In recent months, developers have made it clearer than ever that building an automated vehicle requires driving over a veritable mountain of problems. The technical challenges are numerous, and keep cropping up. How will the robots’ expensive, sometimes-sensitive sensors handle snow, rain, sand, and hail? What about construction zones and unrelenting sun glare? Can the vehicles be trained to prepare for hard-to-imagine road situations—a truck that suddenly unloads its cargo, or a roadster that makes an unusual (or irrational) maneuver on the road? How will they communicate with humans, who have their own, subtle road culture?
Self-driving developers have responded by limiting where their cars go, and when, restricting them to well-mapped, carefully selected terrain. It explains why even though some folks test in tricky areas like San Francisco and Pittsburgh, most of the public-facing services stick to simple routes or calm areas with reliably good weather. May Mobility CEO Ed Olson once called this kind of geofencing a "scalpel for carving away the tricky areas."
One of the deciding factors in where those geofences get built is regulation. Congress failed this year to pass any sort of national self-driving legislation, so it’s still up to local governments to make the rules.

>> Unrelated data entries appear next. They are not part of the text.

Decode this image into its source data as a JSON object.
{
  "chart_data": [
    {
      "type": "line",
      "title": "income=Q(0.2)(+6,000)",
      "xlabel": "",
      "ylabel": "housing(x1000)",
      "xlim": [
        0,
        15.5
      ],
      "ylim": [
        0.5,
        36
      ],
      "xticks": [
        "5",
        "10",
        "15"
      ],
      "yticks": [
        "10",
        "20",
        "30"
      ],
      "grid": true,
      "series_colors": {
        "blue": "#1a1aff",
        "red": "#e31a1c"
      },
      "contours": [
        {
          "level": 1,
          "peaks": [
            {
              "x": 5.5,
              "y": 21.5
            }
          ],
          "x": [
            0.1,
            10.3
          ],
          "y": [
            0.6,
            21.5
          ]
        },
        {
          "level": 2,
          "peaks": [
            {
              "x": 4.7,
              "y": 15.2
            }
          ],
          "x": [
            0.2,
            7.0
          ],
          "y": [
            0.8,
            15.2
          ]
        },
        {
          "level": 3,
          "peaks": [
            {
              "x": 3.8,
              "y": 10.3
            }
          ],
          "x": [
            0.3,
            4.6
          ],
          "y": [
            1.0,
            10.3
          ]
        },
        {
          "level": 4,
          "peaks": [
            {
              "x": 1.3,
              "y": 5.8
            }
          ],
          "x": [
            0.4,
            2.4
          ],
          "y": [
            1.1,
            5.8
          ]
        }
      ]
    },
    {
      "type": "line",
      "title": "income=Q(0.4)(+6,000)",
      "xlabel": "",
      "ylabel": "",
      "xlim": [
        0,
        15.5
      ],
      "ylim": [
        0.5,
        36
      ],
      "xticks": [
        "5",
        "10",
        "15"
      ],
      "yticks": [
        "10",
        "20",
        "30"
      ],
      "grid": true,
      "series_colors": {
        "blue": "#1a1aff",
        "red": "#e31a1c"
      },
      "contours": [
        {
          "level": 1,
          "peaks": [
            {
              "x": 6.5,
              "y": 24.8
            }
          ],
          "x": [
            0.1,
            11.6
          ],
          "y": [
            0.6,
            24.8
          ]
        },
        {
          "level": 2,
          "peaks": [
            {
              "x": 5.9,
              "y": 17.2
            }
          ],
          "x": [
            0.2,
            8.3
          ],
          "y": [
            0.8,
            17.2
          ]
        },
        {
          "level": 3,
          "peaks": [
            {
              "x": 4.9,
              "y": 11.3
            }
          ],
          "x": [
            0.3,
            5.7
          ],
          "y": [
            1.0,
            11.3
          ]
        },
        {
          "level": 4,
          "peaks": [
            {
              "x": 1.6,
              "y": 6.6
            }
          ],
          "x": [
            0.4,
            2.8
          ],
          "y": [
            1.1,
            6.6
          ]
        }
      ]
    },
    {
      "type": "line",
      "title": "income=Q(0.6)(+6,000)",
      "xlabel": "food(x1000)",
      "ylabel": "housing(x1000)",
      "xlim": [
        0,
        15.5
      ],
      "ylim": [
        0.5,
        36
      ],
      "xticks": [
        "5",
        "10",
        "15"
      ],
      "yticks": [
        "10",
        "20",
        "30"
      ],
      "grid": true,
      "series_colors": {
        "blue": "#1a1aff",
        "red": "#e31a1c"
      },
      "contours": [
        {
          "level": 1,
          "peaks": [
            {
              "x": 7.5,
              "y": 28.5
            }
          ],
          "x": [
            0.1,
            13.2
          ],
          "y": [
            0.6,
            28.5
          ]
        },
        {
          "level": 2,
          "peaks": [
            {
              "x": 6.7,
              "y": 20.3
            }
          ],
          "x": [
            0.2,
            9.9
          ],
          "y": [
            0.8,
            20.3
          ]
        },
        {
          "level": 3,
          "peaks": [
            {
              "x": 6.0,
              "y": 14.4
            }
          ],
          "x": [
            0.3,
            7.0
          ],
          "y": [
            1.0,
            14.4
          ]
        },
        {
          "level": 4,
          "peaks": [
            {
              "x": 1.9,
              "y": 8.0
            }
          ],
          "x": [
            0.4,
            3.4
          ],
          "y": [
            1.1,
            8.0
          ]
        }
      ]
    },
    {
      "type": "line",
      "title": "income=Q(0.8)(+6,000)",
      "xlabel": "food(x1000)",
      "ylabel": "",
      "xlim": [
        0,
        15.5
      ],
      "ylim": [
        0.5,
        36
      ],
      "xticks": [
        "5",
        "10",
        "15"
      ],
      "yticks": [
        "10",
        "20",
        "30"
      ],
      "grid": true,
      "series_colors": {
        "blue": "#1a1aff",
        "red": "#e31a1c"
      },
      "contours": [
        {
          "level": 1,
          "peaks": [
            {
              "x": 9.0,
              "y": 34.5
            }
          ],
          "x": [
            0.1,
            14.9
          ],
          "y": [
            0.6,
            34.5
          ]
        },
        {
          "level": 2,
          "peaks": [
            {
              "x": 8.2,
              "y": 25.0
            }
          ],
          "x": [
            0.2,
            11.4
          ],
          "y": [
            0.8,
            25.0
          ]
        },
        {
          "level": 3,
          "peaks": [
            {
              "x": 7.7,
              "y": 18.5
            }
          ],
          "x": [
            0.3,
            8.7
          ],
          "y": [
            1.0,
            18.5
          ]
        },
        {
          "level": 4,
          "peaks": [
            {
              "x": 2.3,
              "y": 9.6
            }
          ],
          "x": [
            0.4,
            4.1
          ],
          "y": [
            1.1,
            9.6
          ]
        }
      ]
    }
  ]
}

In some states, like Arizona and Florida, lawmakers have flung their doors open to self-driving companies, placing few limits on how testing works and what the companies must disclose. “Las Vegas and Nevada were some of the early supporters of autonomous vehicle testing and developers,” says Iagnemma. “They made it very clear what you had to do to get on the road”—legally defining and passing rules for licensing self-driving in 2011—“and that was very important from a strategic perspective.”
Other places like California and New York have passed more restrictive rules, requiring companies to pay larger fees to test or submit data on their operations. So fewer companies are thinking about offering their first services there. (California may be the exception, because the engineering workforce lives in the state.)
Some outfits keep their cars within the bounds of planned communities or campuses. One of Optimus Ride’s two current deployments is in Union Point, a planned community in the Boston suburbs. (The other is in Boston's Seaport.)1 The self-driving company Voyage tests in retirement communities in California and Florida, lands of warm and unfussy weather, well-maintained roads, simple traffic patterns, and slower street speeds. “I liken the driving to listening to a podcast at 0.75x speed,” CEO Oliver Cameron wrote in a blog posted earlier this month. “You can drive for miles and avoid complex lane merges—or even traffic lights! In other words, a self-driving car’s dream.”
Others restrict themselves to small parts of larger cities. May Mobility’s robo-shuttles only drive on fixed routes in specific cities—Detroit, Columbus, Ohio, Providence, Rhode Island. Waymo’s deployment in Phoenix is limited to an 80-square-mile area. Uber, which just returned its self-driving Volvo SUVs to the road after one of its vehicles struck and killed a woman in March, is limiting testing to a small portion of Pittsburgh.
Which is not to say that these companies aren’t readying themselves for operation in a few specific places. Iagnemma notes that, while Aptiv is only ferrying customers in Vegas right now, it’s testing on more complex streets in Boston and Pittsburgh, too. “We think it’s really valuable to prepare for the scalability of those systems,” he says. “Once we’ve have a system we’ve validated, we want to put it on the road as many places, as quickly as we can.”
To pay off years of expensive R&D, self-driving car companies want to get their products in as many places they can, available everywhere people have places to go. The robots are here now. Where they go next is the real question.
1Story updated, 1/2/19, 5:35 PM EST: This story has been updated to clarify where Optimus Ride currently deploys autonomous shuttles.